Still, I should have countered what I said, apologized. Instead I pitched the thought away.
Worse, he reached for me with tenderness. I shrugged my shoulder.
“Stick to the tenth verse, Emma,” he said. “We pay a price if we try to do things ourselves. Indeed, we must kindle God’s fire to light our path in darkness, trust in Him, not anyone or anything else. ‘Who is among you that feareth the LORD, that obeyeth the voice of his servant, that walketh in darkness, and hath no light? let him trust in the name of the LORD, and stay upon his God.’ ”
He pointed toward a black form wiggling along the riverbank then. “Otters,” he sai
d. “They play even at night. They’ve not a worry in the world. We can be like that if we but trust.”
He’d forgotten how sad he’d been. He’d forgotten how defeated he was before I convinced him to try something different. Ja, it was easy for him to trust now. He sounded more like a preacher or maybe a marshal or some legislator to me than my husband.
Rains began then, having slipped past the moonlight while we talked. The drops softly pattered my woolen shawl. When he took my hand to help me as we walked the muddy path back to the house, all I wanted was to pull away.
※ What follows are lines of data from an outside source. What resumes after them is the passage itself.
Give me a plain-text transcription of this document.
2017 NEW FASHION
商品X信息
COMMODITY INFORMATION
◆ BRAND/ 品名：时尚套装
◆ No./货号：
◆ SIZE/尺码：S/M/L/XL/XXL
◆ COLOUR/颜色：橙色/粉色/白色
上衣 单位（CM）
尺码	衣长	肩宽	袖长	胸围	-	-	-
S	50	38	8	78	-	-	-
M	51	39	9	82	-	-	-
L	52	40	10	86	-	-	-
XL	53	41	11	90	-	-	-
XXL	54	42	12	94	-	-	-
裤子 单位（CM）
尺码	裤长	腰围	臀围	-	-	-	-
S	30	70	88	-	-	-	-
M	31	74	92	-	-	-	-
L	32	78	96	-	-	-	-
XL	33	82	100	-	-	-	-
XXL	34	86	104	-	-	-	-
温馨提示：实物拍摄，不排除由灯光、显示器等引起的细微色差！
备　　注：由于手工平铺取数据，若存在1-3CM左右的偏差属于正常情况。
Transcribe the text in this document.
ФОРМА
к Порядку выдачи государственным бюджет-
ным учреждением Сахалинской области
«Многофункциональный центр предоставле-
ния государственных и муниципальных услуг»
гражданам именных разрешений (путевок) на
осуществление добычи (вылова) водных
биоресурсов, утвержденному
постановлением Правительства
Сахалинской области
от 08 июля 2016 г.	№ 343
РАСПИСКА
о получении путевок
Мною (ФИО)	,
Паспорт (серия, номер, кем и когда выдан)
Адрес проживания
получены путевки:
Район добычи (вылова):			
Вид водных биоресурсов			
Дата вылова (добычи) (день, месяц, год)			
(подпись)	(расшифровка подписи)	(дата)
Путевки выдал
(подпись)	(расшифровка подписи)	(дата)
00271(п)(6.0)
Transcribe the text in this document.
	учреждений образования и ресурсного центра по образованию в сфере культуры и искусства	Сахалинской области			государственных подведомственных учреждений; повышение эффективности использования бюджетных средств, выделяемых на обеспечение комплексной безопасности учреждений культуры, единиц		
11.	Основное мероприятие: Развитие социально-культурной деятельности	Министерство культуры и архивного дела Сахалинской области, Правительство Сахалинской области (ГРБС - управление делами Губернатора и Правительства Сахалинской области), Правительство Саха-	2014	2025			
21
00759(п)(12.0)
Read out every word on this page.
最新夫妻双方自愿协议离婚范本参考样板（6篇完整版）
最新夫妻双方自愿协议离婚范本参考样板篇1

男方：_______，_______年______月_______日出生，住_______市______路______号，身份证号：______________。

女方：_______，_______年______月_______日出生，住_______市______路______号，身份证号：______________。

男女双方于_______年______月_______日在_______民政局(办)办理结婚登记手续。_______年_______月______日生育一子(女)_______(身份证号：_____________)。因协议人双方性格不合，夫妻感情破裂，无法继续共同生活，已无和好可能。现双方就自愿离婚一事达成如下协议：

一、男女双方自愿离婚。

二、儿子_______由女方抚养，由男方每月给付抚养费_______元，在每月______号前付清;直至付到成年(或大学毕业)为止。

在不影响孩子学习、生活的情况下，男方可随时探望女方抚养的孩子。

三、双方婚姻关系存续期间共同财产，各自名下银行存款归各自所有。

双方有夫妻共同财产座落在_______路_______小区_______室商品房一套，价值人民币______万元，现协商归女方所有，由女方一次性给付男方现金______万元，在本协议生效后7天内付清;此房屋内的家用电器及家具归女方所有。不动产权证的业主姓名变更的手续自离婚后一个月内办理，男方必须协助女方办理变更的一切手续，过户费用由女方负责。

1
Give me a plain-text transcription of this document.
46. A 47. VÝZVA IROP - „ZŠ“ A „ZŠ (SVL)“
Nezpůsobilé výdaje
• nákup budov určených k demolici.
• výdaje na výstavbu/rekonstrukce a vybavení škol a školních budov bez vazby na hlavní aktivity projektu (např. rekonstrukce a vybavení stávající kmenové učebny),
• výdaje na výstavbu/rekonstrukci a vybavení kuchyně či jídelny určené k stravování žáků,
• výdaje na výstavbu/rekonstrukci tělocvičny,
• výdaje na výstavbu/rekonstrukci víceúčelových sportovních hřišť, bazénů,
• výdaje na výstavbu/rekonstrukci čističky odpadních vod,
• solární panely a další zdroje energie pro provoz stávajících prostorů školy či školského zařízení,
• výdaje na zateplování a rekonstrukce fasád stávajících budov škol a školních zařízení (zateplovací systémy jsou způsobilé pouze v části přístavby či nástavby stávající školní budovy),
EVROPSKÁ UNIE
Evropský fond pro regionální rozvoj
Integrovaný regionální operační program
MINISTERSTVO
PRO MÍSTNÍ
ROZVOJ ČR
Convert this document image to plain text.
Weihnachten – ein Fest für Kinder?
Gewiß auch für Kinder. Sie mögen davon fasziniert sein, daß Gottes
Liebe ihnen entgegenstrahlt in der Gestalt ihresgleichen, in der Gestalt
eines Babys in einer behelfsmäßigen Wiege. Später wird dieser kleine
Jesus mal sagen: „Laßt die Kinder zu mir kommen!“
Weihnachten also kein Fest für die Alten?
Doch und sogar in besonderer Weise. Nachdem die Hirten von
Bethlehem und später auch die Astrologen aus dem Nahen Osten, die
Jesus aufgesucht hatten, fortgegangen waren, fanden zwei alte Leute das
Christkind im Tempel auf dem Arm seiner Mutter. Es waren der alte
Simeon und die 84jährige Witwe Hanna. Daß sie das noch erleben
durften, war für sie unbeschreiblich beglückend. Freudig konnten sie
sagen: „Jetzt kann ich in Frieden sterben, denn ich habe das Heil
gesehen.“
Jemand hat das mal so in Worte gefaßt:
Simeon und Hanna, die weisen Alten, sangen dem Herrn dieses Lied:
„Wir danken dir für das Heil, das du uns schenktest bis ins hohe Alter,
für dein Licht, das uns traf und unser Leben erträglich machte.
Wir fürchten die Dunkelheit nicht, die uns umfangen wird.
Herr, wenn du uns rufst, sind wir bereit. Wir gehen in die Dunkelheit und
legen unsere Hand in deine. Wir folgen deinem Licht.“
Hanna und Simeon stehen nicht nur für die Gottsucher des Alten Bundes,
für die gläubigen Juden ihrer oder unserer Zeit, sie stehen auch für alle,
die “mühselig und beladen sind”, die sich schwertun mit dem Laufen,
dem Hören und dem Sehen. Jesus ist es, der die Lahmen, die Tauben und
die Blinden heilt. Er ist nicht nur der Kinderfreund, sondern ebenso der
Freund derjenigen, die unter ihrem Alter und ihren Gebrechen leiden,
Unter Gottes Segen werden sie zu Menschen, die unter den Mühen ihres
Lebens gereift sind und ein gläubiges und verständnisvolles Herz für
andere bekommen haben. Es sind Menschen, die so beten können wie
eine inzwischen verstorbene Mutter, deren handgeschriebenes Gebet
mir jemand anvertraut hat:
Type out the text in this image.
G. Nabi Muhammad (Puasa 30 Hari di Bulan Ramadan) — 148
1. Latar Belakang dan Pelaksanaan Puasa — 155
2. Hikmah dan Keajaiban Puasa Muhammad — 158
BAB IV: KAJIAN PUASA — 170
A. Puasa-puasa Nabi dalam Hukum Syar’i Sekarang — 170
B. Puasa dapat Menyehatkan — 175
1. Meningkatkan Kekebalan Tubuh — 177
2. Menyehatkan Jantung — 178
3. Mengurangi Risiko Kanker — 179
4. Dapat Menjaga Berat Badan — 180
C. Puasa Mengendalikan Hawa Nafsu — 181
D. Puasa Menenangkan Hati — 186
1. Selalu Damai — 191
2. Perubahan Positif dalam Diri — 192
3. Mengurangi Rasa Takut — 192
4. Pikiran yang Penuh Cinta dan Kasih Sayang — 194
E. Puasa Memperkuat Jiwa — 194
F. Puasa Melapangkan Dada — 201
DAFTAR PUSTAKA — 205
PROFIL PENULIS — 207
Christian still oystered at the Bay when our little community celebrated Herr Keil’s birthday (and Louisa’s) on March 6, just as we’d done back in Bethel. I confess, I resented the celebration for the Keils’ birthdays. The Keils didn’t live here, hadn’t wanted to live here, and weren’t a part of this community, even if they had buried their son Willie on the hill. Equally annoying, the celebration occurred on a Friday, not even a day when we’d otherwise have gathered at the stockade for worship, so I had to make the lengthy trip with the children and stay over, then return the following day to milk the goat.
Living seven miles south of the stockade made it no simple journey. Not that I’m complaining, just explaining.
Before I left, I rose in the dark, carrying the lantern to the lean-to where Opal rested. I wished I could milk her later instead of earlier since I wouldn’t be back to milk her until tomorrow. Her little bag would be swollen for sure. I had to have time to skim yesterday’s cream and leave today’s milk in another tin Christian had made for me. When that was finished, I packed a few items, brought ingredients to make a special dried-berry dessert, then woke the children and they dressed. We ate a simple breakfast of oats with molasses and then I saddled the mule—on loan to us from Andreas—hanging the lantern by a rope over the animal’s neck.